En esta isla hay tantas otras. Lanzarote contiene Stromboli, Krakatoa, Niihau, Islandia y Pascua. Y al mismo tiempo, la isla canaria es un universo pequeño sin paralelo, que no guarda similitud con ningún otro lugar.
Tampoco con la isla que tiene tan cerca. Desde el aire Fuerteventura parece una prolongación de Lanzarote; pero qué contraste de colores, de formas, incluso el litoral presenta otro aspecto. Su paisaje, tan mínimo la primera vez que lo vemos, está lleno de algo que grita su ausencia, que hay que conquistar mirando hacia dentro. En el desierto de Arizona me acordé de la isla canaria y también en la isla de Vulcano, en las Eolias, por diferentes razones.
¿Por qué es tan distinto el paisaje y la atmósfera de Lanzarote? La naturaleza, como un herrero golpeando una fragua furiosa, la modeló a fuego. Remotas erupciones volcánicas y estampidas de lava la prepararon para las sacudidas telúricas que durante cinco años, a mediados del siglo XVIII, hicieron de su faz un magma abstracto de colores y formas que nunca deja de sorprender.
Fascinada y sobrecogida, la viajera inglesa Olivia Stone describía así las Montañas de Fuego en 1887: «Nada se mueve; no hay ni siquiera una ramita que nos indique de dónde sopla el viento; solo aridez y desolación». Y sin embargo ese «paisaje tremendo y magnífico» logra que nos concentremos en lo esencial, la substancia de la belleza, sin que nada nos distraiga. El silencio y la quietud son resaltados por el viento visitador que orquesta el panorama lanzaroteño: alza los brazos y enmaraña las nubes, maneja las sombras sobre los campos oscuros como un titiritero y nos ventila el alma.

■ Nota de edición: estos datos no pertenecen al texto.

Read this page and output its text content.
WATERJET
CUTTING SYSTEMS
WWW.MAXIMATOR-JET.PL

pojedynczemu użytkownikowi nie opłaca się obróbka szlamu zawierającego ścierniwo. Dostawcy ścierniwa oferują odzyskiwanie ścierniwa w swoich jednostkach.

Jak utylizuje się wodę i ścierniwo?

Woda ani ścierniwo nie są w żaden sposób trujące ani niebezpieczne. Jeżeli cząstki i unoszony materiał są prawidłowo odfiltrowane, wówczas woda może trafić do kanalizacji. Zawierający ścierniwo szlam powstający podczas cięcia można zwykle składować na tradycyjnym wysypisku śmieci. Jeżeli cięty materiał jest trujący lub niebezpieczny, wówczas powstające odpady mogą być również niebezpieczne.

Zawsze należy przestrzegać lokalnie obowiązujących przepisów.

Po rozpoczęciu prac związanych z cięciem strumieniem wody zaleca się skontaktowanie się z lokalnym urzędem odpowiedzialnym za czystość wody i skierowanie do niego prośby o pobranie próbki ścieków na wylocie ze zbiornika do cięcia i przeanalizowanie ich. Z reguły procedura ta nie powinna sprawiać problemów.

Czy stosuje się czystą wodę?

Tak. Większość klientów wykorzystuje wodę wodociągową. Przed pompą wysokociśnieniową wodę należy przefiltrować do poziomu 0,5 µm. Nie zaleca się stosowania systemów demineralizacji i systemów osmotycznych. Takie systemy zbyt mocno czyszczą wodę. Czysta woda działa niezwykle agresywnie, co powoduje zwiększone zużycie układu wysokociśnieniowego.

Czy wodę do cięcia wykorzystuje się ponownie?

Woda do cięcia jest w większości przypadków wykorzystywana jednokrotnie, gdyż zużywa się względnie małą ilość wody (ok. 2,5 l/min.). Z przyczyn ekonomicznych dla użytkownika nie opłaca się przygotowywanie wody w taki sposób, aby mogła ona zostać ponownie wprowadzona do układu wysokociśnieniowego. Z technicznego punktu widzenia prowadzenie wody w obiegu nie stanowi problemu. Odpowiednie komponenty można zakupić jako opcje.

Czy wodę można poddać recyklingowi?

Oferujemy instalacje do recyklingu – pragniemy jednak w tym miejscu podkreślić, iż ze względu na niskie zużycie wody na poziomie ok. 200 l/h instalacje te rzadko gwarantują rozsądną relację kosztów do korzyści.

Por ser distinta, esta isla hasta tiene un mar propio, a su imagen y semejanza: no es azul ni verde, y el turquesa no es tampoco el verdadero tono que lo define. A veces tramos de la costa aparecen rojos y se diría que se hubiesen desangrado allí ballenas mitológicas. Las olas tienen su manera de romper sobre la escoria encabritada, cual si todavía necesitara enfriarse, como en Los Hervideros, en el sudoeste de la isla. Olivia Stone fue de los primeros foráneos en ver que el paisaje de Lanzarote era «novedoso y por completo diferente al de cualquiera de las otras islas». Tal huella le dejó que en un poema la descubrimos «deseando con un suspiro que aquel hubiera sido su destino».